Después de la Inmaculada Virgen María, Madre de Dios, no hay en el Cielo santo mayor que San José, por ser el esposo de la Madre de Dios, y el Padre legal o adoptivo de Jesucristo, Dios. Podríamos decir que, haciendo un parangón teológico con María, Corredentora, San José es el Corredentor del género humano de manera teológica comparativa.

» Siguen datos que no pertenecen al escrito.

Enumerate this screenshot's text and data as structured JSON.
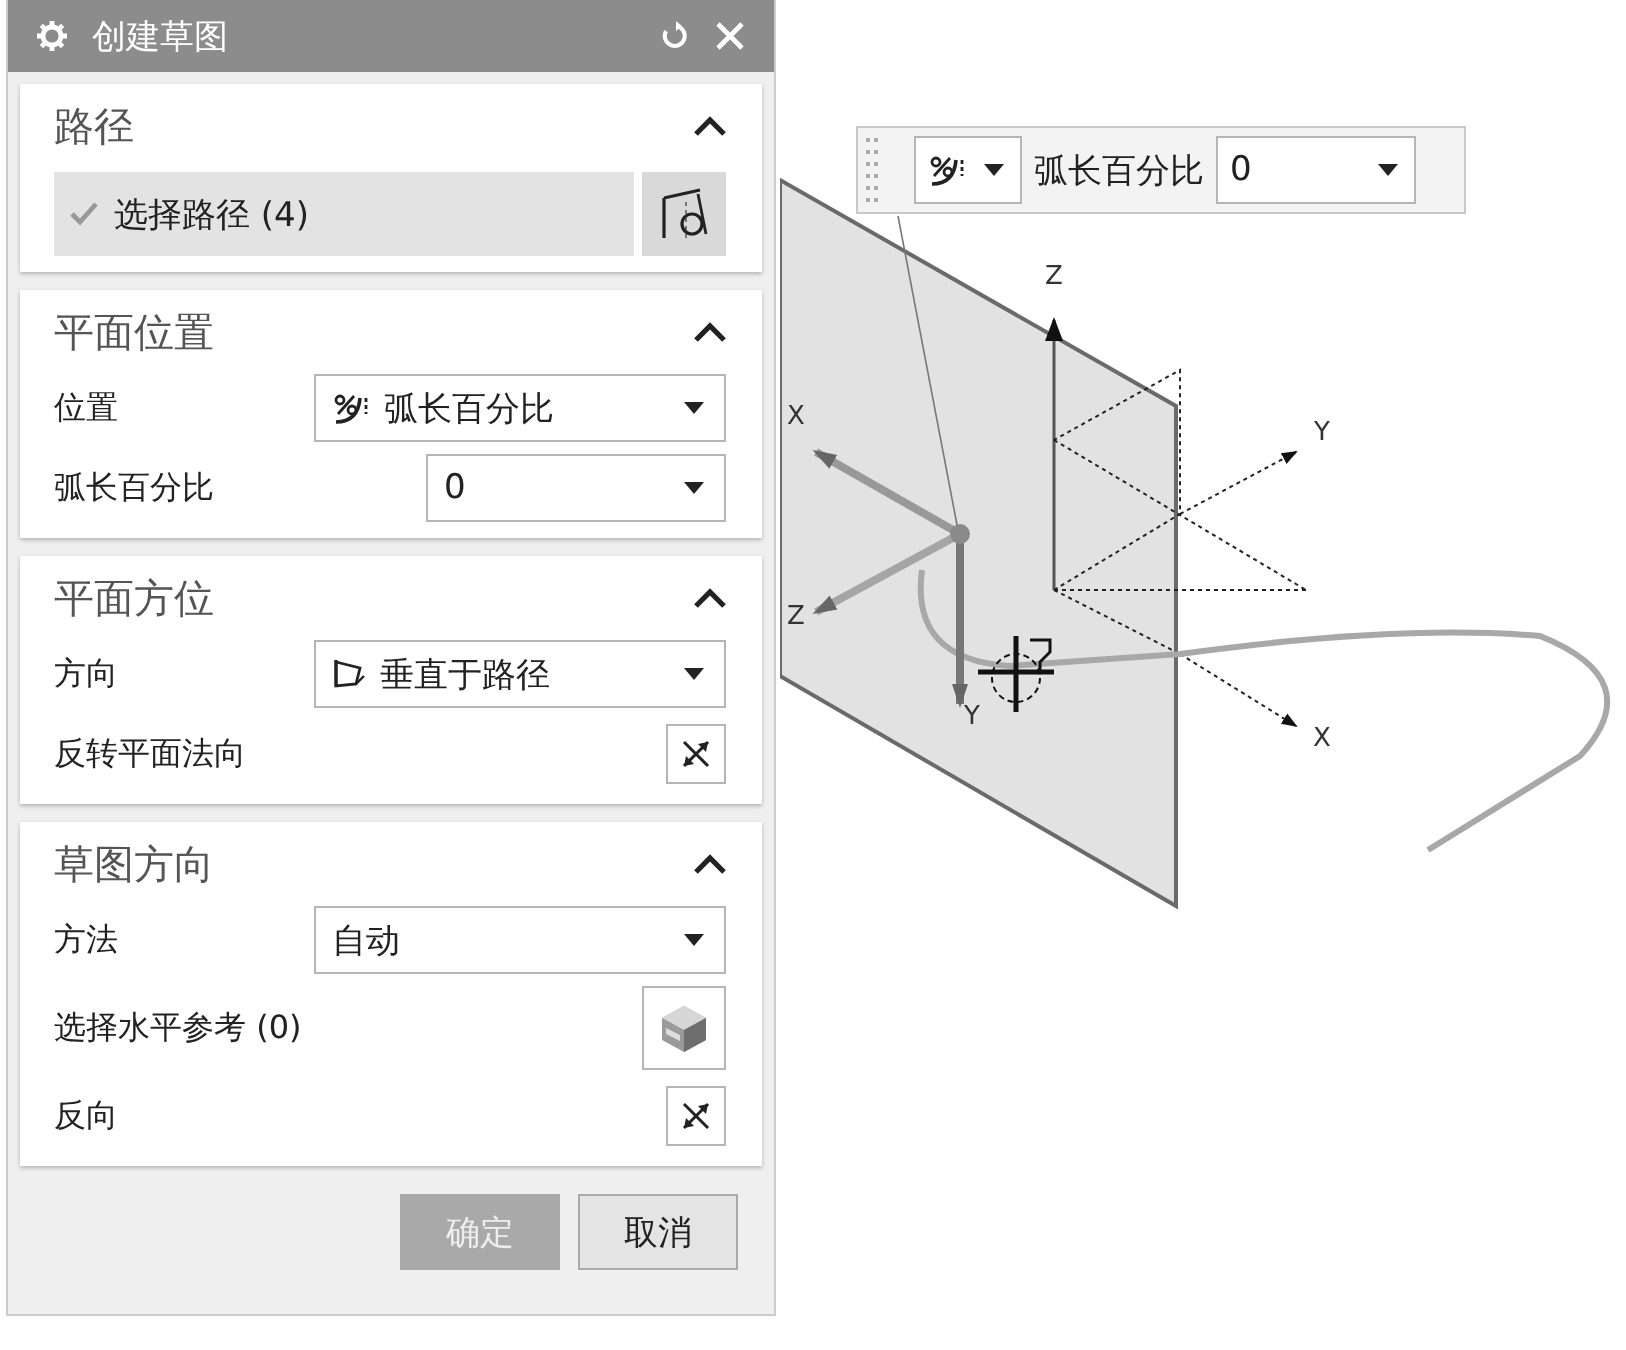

Jesucristo, Dios, es el Redentor del género humano, como causa principal y eficiente, y María, Corredentora, como causa secundaría complementaria, formando un solo principio de Redención. Si María es Corredentora del género humano en sentido propio, San José es el Corredentor en sentido figurado, porque juntamente con María colaboró plenamente en la Redención. Ejerció esta altísima misión cuidando a Jesús, Redentor con la oración y el trabajo santificador.
Por ser esposo de
María y Padre legal de Jesús es el Patrono de la
Iglesia y de los sacerdotes. Tal
vez este título de honor teológico , la Iglesia se lo podría haber concedido a
San Pedro, por ser el primer papa o acaso a San Juan, privilegiado amigo
de Jesús y gran teólogo.
Aparece siempre en el Evangelio con un
papel de extra, personaje de referencias, acompañando a
María con virtuosos comportamientos de simple esposo, que hay que imaginar. San
Mateo nos facilita la única biografía de San José que existe
con esta oración sustantiva: "José era un hombre justo" (Mt
1,19). Justo quiere decir en la terminología bíblica y teológica
cumplidor de la ley, temeroso de Dios, perfecto, santo. Fue el Santo del
Silencio en la tierra, pues no sabemos quienes fueron sus padres, cómo fue su
niñez, su juventud, escasas cosas de su vida evangélica, nada de su muerte, ni
el lugar donde murió ni fue enterrado. Su oración de elevada
contemplación mística fue superior a la de los místicos más renombrados de la
Iglesia católica, en la que conjugaba la alta contemplación con la acción
ordinaria, sin manifestaciones espectaculares. Era un estar a gusto
con Dios en la tierra, como viviendo en estado místico el gozo del Cielo; y su
acción la realización sublime y perfecta de las cosas sencillas y
ordinarias de la vida.
A imitación de
San José, nosotros debemos orar y trabajar no solamente para perfeccionar
nuestra personalidad, sino también para contribuir al bien social
del mundo y de la Iglesia con perspectiva de la vida eterna en el Cielo. Porque
la oración, humanamente divinizada, cualquiera que sea, realizada con
las deficiencias propias de la naturaleza humana, y la acción orante y
contemplativa santifican y apostolizan.
Imitemos a San
José, pues haciendo bien y con amor lo que tenemos que hacer, y cumpliendo la
voluntad de Dios, según la vocación que cada uno ha recibido del Espíritu
Santo, podemos ser santos y apóstoles en la Iglesia.